The Test Is What Comes After Geneva
WHO has pledged continued partnership with HIV communities and has pointed to regular dialogue and platforms such as the WHO Civil Society Commission as part of that engagement. Dr Tedros reaffirmed that closer collaboration with community organisations would help shape, implement and evaluate policies that better meet the needs of people living with HIV.
WHO is acknowledging that the future of the HIV response cannot be shaped by institutions alone. Community leadership remains essential to building a more equitable and people-centred approach, particularly as countries continue working to improve access to prevention, treatment and support services.

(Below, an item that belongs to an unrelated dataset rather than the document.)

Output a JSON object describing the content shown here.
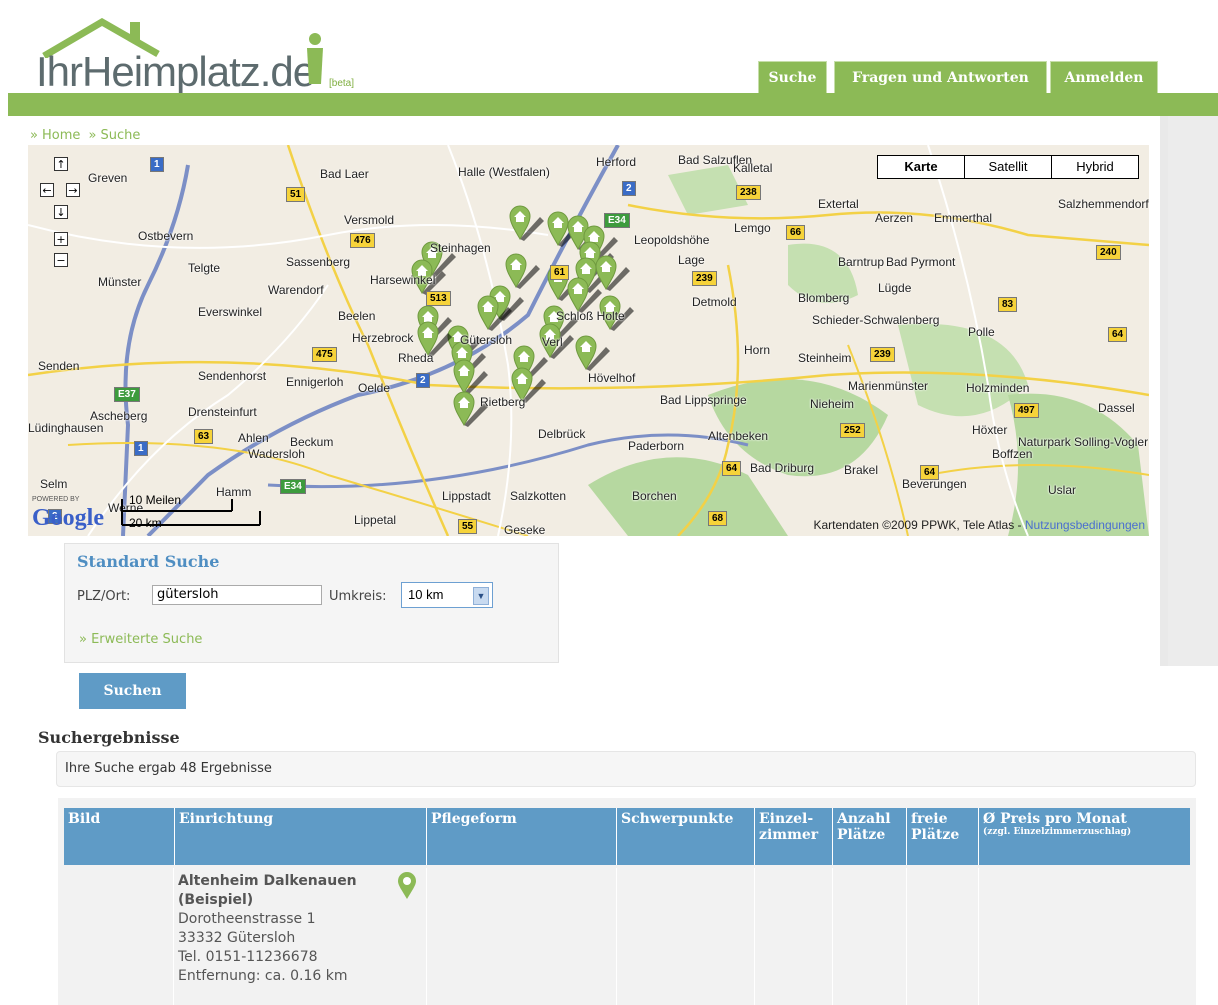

Still, several questions remain open. How will community representatives be involved in future decision-making? Will community-led monitoring receive stronger support? How will feedback from affected communities influence WHO guidance and partner programmes? And how will global health institutions address the legal and social barriers that community leaders continue to identify?
For people living with HIV and those most affected by stigma or exclusion, these questions are not procedural. They determine whether health systems become more accessible, whether services are designed around real needs, and whether global commitments translate into better care.
The Geneva engagement should thus be read less as a final outcome and more as a governance test. WHO has renewed its commitment to listening and partnership. The next measure will be whether community voices are given enough weight to shape policy, improve accountability and keep the HIV response focused on the people it is meant to serve.